Muore a 16 anni, aveva ritrovato la sua mamma dopo dieci anni

 Una storia di dolore, coraggio e amore si è tragicamente conclusa ieri al centro grandi ustioni dell’ospedale Civico di Palermo. A. aveva solo sedici anni, ma la sua breve vita era già stata segnata da ferite profonde, fisiche e dell’anima. Era arrivata sola, senza un nome né una storia ufficiale, dopo essere sbarcata a Lampedusa dalla Libia, dove aveva vissuto un inferno durato anni.

La giovane era stata accolta dal sistema di accoglienza e integrazione del Comune di Palermo. È stato lì che, grazie alla tenacia degli operatori, è iniziato un difficile percorso di ricostruzione della sua identità. Dietro il suo sguardo spezzato, si nascondeva una storia tremenda: rapita insieme a una cugina nel suo paese d’origine, aveva subito un anno e mezzo di torture e privazioni nei centri di detenzione libici. La cugina non ce l’ha fatta: è morta nel deserto. Lei, invece, è riuscita ad arrivare fino al Mediterraneo.

Ma il viaggio verso la salvezza si è trasformato in un altro incubo. Durante la traversata, un’esplosione a bordo del barcone ha ucciso le altre quattro ragazze con cui viaggiava e le ha provocato ustioni gravissime. Portava con sé soltanto un paio di orecchini e un numero di telefono, unico legame con la vita di prima. Quegli oggetti sono stati fondamentali per rintracciare uno zio residente a Londra, e da lì la madre, che da due anni non aveva notizie della figlia.

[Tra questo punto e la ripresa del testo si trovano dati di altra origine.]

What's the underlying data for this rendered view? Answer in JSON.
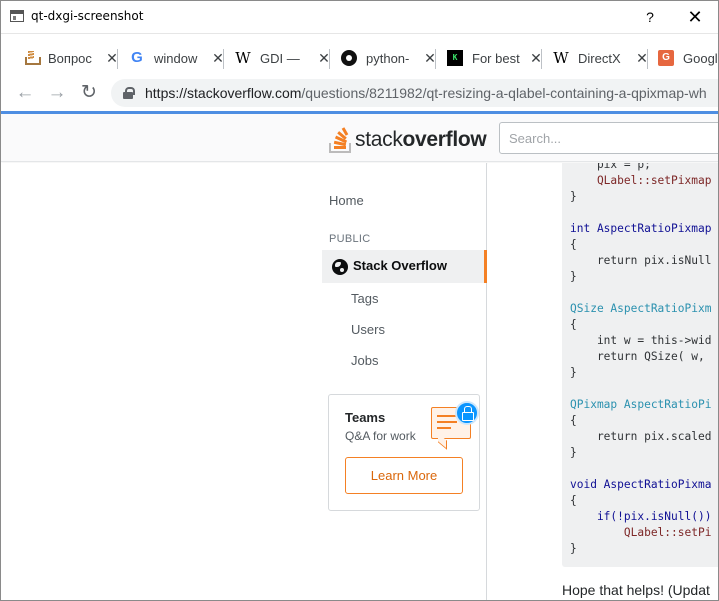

Grazie a una complessa rete di cooperazione tra enti, tra cui il Cresm (Centro ricerche economiche e sociali per il Meridione), la donna è riuscita ad arrivare a Palermo venti giorni fa. Madre e figlia si sono ritrovate in un abbraccio che ha commosso medici, operatori e volontari. Un incontro definito da chi era presente “pieno di vita, di dolore, ma anche di senso”. Un fragile riscatto, nel mezzo della sofferenza.

Purtroppo, nonostante le cure e l’amore ritrovato, il corpo martoriato della ragazza non ha retto. I medici del Civico, che la chiamavano affettuosamente “la piccola e dolce paziente”, hanno fatto tutto il possibile. Ma le condizioni cliniche erano disperate.